The Lindell Hotel, adjoining the Central, soon gave way before the flames, though, as in the case of the Central, all the contents were carried out of reach of the fire.
The value of the buildings destroyed was between $10,000 and $11,000, with an insurance of only about $4,400.
SEPTEMBER 9, 1880.
Dr. Graham and his new partner, Dr. Parsons, have moved into their new office on the old Central Hotel grounds.
Arkansas City Republican, October 3, 1885.
The Winfield Central Hotel has again changed hands. J. A. McKibben, of this place, has bought out Majors & Robinson and has taken possession. We are sorry to see Sid Majors and Ivan Robinson retire. Their short hostship has changed things variously in the Central, giving it a bigger run in the last month than it has ever had before. Sid and family will remain in Winfield. He goes to spend a few weeks looking after his Arkansas City farm. Courier.
The REPUBLICAN adds that the county seat has gained a good citizen in Mr. McKibben.
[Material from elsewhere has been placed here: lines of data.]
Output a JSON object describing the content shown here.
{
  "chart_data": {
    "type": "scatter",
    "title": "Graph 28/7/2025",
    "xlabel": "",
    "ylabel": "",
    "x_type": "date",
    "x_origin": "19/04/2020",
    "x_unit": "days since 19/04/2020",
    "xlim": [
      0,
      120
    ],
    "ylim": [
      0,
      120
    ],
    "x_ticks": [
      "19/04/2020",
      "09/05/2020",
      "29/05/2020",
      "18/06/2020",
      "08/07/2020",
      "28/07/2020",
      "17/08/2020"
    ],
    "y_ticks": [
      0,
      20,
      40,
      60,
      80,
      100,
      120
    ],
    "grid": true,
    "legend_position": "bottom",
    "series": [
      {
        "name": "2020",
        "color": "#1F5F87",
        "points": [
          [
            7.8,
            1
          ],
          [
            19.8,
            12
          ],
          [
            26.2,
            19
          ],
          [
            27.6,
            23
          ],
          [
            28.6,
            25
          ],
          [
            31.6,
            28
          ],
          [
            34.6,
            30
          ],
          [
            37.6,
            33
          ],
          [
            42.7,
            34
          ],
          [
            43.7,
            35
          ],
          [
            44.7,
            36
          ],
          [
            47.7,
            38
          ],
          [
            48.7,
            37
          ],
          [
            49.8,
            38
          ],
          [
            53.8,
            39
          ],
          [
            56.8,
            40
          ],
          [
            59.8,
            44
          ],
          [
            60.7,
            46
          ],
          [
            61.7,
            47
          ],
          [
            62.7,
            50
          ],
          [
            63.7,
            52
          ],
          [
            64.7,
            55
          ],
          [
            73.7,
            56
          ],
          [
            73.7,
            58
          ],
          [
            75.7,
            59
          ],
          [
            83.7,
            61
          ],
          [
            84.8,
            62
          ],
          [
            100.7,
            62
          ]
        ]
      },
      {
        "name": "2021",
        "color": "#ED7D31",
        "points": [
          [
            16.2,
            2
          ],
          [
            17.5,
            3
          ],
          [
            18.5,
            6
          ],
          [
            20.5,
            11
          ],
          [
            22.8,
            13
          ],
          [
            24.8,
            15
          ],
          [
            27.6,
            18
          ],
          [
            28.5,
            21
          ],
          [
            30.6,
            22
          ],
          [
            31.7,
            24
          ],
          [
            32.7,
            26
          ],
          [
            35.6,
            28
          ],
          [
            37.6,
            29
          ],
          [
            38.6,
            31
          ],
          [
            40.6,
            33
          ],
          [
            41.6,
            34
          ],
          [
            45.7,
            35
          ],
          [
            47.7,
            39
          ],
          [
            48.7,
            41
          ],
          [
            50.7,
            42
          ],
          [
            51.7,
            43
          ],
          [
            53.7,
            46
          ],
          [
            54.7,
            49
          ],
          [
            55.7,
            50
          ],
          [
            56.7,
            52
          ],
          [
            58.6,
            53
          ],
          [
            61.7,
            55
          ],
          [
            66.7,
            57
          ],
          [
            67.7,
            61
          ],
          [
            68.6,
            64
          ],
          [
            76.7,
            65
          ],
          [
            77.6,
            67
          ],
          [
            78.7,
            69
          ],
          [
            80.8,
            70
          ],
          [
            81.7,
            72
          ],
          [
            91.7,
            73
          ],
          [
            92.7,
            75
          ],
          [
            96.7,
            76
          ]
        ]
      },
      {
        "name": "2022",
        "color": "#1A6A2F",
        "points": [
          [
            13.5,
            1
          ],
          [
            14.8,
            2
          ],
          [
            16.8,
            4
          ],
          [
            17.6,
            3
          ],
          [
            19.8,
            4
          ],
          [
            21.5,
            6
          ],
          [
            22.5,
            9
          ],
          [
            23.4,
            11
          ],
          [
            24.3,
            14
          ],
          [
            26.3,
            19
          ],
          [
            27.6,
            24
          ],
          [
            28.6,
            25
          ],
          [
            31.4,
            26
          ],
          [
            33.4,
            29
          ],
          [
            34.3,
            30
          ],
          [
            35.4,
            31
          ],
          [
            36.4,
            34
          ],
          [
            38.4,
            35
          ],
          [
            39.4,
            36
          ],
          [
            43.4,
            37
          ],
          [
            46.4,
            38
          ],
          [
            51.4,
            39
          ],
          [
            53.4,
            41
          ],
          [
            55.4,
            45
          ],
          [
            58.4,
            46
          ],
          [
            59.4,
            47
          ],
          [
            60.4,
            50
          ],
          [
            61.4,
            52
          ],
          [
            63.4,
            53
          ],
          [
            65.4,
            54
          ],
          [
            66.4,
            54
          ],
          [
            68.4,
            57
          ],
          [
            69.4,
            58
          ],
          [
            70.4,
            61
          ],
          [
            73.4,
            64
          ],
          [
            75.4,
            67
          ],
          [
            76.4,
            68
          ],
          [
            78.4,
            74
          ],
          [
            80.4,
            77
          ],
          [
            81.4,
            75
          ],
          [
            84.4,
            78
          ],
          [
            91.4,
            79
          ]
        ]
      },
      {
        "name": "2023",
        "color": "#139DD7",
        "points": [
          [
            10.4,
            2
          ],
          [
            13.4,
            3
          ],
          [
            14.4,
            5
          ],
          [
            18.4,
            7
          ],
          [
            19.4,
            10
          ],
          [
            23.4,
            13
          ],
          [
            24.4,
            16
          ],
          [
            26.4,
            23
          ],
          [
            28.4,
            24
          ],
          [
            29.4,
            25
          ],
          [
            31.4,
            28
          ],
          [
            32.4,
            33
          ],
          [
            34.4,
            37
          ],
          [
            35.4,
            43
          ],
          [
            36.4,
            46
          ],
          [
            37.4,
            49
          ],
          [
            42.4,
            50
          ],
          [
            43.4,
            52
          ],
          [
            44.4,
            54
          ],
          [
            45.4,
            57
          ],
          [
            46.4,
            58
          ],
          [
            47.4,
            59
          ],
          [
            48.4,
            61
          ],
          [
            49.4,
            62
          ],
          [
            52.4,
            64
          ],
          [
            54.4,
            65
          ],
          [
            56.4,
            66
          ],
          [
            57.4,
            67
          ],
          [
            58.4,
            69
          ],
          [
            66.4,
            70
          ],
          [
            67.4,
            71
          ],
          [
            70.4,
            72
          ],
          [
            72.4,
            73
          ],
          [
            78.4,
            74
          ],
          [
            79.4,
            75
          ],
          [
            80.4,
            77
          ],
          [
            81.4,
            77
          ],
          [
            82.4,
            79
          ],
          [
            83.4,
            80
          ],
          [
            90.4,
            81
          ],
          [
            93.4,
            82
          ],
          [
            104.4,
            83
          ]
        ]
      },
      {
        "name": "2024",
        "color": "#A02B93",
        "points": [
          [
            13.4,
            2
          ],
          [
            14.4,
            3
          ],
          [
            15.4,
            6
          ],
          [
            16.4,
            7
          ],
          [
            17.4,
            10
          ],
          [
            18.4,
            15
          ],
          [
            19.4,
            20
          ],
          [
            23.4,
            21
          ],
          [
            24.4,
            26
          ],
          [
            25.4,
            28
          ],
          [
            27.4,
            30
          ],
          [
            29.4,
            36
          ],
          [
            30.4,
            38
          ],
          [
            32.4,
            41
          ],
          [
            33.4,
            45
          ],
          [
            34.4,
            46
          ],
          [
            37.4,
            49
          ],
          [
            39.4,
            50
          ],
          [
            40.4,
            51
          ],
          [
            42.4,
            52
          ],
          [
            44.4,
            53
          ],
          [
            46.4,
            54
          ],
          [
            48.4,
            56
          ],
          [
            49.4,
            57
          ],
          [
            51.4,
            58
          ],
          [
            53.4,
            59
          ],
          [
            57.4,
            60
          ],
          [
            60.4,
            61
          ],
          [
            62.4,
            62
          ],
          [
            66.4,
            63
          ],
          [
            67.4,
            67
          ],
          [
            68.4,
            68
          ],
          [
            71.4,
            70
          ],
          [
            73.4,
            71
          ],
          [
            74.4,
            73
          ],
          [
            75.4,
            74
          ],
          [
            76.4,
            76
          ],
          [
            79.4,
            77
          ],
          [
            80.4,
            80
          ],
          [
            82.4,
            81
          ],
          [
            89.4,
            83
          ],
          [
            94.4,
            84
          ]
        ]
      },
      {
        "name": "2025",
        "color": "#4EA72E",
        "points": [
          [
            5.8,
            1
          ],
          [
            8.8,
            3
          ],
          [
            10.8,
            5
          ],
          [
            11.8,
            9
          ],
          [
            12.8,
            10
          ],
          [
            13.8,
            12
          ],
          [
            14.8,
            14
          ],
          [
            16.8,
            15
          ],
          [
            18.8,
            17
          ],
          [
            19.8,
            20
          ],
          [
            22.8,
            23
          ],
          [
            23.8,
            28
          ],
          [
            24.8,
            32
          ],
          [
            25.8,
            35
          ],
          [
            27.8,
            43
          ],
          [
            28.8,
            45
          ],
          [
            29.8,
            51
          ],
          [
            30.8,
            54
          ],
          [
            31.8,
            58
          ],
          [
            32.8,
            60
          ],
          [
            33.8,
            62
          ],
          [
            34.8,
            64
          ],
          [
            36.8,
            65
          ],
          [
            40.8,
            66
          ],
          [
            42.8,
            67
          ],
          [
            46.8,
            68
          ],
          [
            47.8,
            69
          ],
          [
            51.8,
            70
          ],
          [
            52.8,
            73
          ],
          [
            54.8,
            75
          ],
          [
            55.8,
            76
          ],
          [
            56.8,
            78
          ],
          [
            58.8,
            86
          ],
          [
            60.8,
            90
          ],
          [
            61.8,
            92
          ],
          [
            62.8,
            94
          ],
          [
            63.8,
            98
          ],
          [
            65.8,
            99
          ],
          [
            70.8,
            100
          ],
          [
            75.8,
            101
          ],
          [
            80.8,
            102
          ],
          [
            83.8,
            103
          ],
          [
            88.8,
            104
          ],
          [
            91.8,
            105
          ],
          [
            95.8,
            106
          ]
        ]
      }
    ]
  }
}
Howard & Collins were the sale agents.
Arkansas City Republican, August 27, 1886.
S. A. McKibben has closed up the Central Hotel and that building will again go back to mercantile pursuits. The city has outgrown it for a hotel. There are not rooms enough to back up the character of the tables. When the rush comes, the hotel was always filled by the first installment and the profits had to be turned off. Courier.
The above is a journalistic error characteristic of the Courier. The facts of the case are that Mr. McKibben=s hotel was too large for the city and he was daily sinking money, so he concluded to close the doors of his hotel and remove to Arkansas City, where life and energy and enterprise is depicted in every direction you may turn your eyes. In the past two months more than a dozen families have removed to Arkansas City from Winfield, and still they come.